Cost-driven vertical class partitioning for methods in object oriented databases

In object-oriented databases (OODBs), a method encapsulated in a class typically accesses a few, but not all the instance variables defined in the class. It may thus be preferable to vertically partition the class for reducing irrelevant data (instance variables) accessed by the methods. Our prior work has shown that vertical class partitioning can result in a substantial decrease in the total number of disk accesses incurred for executing a set of applications, but coming up with an optimal vertical class partitioning scheme is a hard problem. In this paper, we present two algorithms for deriving optimal and near-optimal vertical class partitioning schemes. The cost-driven algorithm provides the optimal vertical class partitioning schemes by enumerating, exhaustively, all the schemes and calculating the number of disk accesses required to execute a given set of applications. For this, a cost model for executing a set of methods in an OODB system is developed.
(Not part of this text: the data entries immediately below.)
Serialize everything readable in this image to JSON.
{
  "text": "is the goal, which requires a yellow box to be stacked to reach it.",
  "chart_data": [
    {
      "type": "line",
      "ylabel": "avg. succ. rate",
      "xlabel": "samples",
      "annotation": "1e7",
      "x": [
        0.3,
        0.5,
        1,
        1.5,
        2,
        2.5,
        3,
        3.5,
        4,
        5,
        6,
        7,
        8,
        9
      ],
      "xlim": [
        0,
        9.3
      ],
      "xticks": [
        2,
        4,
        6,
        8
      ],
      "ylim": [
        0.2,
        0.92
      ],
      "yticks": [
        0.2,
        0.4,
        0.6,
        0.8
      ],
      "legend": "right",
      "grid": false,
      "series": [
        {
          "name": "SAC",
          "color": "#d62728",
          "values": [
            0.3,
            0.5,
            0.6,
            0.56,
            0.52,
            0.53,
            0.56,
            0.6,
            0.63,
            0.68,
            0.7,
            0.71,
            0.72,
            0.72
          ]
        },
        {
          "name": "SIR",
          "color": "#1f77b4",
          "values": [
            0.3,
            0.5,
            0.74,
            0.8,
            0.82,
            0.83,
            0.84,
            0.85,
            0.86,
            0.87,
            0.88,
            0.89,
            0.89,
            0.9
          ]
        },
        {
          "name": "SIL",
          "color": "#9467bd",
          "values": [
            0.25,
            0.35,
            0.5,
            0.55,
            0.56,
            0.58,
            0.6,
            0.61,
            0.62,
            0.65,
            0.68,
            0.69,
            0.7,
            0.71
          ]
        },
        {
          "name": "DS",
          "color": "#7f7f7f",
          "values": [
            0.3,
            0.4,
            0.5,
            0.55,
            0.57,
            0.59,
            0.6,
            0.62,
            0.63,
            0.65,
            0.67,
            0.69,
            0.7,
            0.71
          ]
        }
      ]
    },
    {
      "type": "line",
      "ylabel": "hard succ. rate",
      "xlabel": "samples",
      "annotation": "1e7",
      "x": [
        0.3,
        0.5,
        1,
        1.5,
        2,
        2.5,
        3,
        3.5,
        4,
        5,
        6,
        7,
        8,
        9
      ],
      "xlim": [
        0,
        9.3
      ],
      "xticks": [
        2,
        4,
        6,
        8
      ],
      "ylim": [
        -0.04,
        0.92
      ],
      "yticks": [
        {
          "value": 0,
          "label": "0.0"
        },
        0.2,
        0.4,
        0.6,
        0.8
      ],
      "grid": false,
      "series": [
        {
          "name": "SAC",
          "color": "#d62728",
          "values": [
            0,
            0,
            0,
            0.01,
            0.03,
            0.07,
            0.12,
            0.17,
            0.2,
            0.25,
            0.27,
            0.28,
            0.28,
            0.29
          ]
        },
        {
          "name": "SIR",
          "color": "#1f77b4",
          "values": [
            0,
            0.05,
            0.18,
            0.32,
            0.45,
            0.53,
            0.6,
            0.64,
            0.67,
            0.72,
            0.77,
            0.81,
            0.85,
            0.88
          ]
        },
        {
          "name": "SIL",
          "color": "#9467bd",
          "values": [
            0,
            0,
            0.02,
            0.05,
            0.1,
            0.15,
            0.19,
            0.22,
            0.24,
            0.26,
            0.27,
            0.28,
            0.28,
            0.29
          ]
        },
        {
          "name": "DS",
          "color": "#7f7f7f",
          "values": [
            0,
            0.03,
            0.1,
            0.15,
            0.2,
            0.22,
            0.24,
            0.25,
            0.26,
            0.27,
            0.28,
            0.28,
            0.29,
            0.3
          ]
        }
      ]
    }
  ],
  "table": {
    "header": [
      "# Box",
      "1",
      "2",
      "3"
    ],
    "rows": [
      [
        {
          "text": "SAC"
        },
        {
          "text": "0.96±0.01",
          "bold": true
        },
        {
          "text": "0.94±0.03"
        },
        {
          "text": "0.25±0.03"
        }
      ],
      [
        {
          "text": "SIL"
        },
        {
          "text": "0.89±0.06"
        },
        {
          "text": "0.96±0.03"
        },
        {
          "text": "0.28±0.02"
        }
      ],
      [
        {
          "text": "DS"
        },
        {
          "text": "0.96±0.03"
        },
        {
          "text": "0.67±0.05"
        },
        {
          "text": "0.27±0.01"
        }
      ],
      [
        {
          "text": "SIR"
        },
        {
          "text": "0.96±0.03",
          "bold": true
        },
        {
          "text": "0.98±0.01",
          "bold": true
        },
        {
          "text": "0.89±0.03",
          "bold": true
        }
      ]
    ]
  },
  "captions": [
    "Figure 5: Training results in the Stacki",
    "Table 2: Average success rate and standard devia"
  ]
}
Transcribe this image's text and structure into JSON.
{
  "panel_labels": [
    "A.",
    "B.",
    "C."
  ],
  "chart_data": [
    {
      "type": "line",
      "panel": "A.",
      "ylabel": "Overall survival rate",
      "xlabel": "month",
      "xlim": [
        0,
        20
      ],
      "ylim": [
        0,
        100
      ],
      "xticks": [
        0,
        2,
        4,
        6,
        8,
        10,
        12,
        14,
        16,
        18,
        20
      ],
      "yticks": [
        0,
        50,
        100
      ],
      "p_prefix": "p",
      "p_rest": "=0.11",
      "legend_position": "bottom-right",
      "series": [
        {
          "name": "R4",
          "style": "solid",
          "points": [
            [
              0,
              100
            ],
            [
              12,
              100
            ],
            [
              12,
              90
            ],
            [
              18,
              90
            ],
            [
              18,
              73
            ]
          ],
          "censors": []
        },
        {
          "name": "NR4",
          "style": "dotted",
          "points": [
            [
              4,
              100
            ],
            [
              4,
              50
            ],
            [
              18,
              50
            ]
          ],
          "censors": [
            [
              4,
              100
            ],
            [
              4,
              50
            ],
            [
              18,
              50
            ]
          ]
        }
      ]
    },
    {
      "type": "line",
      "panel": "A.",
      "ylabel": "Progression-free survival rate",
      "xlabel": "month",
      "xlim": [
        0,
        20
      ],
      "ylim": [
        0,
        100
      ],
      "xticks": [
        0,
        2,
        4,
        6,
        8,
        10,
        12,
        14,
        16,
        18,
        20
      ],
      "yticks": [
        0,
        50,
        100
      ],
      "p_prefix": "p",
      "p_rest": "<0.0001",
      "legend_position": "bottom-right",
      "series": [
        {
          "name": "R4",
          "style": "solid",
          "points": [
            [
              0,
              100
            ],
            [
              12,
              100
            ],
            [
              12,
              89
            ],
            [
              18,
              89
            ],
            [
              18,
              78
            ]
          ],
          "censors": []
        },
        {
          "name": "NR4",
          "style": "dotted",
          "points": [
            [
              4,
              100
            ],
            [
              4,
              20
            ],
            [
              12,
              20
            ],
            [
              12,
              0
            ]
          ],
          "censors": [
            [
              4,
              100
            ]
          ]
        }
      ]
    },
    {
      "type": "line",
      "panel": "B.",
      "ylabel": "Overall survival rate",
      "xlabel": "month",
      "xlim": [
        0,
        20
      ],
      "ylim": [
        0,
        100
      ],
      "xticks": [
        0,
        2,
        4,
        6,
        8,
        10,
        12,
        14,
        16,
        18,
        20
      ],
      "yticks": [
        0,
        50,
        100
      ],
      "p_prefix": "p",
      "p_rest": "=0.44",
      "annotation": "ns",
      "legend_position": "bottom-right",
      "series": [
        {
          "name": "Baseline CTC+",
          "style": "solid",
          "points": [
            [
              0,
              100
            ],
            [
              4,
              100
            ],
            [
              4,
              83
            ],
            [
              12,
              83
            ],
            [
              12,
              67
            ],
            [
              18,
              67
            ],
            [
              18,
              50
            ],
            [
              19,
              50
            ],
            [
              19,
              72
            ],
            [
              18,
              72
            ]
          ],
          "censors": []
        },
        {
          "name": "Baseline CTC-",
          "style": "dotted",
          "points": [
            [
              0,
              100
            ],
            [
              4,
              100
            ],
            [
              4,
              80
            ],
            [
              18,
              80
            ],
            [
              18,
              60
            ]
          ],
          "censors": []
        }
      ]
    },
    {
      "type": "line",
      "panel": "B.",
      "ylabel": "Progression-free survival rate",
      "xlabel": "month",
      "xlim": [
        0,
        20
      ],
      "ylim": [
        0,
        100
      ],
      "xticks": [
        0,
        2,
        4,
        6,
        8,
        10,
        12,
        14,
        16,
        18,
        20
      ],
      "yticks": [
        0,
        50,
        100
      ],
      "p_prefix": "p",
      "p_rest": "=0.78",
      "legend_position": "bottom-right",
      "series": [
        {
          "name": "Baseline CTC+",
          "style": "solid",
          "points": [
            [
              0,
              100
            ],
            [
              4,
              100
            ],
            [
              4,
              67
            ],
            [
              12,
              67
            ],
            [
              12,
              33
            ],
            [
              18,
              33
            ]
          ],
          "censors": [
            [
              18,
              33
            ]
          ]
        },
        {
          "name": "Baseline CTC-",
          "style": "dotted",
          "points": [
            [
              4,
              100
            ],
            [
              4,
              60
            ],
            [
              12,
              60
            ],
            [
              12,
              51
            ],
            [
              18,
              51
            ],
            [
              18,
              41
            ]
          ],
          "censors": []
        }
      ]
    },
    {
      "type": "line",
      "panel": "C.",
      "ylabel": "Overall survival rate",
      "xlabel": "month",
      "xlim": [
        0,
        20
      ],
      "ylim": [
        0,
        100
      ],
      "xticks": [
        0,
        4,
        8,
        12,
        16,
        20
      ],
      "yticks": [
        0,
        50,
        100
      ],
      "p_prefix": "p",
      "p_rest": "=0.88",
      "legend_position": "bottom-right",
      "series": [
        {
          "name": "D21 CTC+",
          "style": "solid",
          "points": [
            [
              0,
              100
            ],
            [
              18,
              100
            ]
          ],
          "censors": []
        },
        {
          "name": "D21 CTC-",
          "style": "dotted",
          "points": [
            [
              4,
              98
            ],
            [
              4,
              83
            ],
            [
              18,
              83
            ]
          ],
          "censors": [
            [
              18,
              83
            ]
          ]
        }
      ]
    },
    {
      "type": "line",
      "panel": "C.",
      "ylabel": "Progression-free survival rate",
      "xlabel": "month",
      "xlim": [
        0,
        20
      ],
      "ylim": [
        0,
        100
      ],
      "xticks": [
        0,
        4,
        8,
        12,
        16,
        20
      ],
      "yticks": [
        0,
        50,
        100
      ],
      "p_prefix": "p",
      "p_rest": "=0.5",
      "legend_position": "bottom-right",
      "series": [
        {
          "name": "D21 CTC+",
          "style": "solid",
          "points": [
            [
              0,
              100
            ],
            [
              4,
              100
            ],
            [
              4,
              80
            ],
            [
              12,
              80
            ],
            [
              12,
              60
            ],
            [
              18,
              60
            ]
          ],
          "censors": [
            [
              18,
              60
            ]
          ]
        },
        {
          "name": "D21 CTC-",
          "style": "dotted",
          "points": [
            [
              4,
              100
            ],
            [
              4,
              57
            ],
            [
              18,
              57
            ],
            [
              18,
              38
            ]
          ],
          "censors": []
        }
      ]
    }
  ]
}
Since exhaustive enumeration is costly and only works for classes with a small number of instance variables, a hill-climbing heuristic algorithm (HCHA) is developed, which takes the solution provided by the affinity-based algorithm and improves it, thereby further reducing the total number of disk accesses incurred. We show that the HCHA algorithm provides a reasonable near-optimal vertical class partitioning scheme for executing a given set of applications.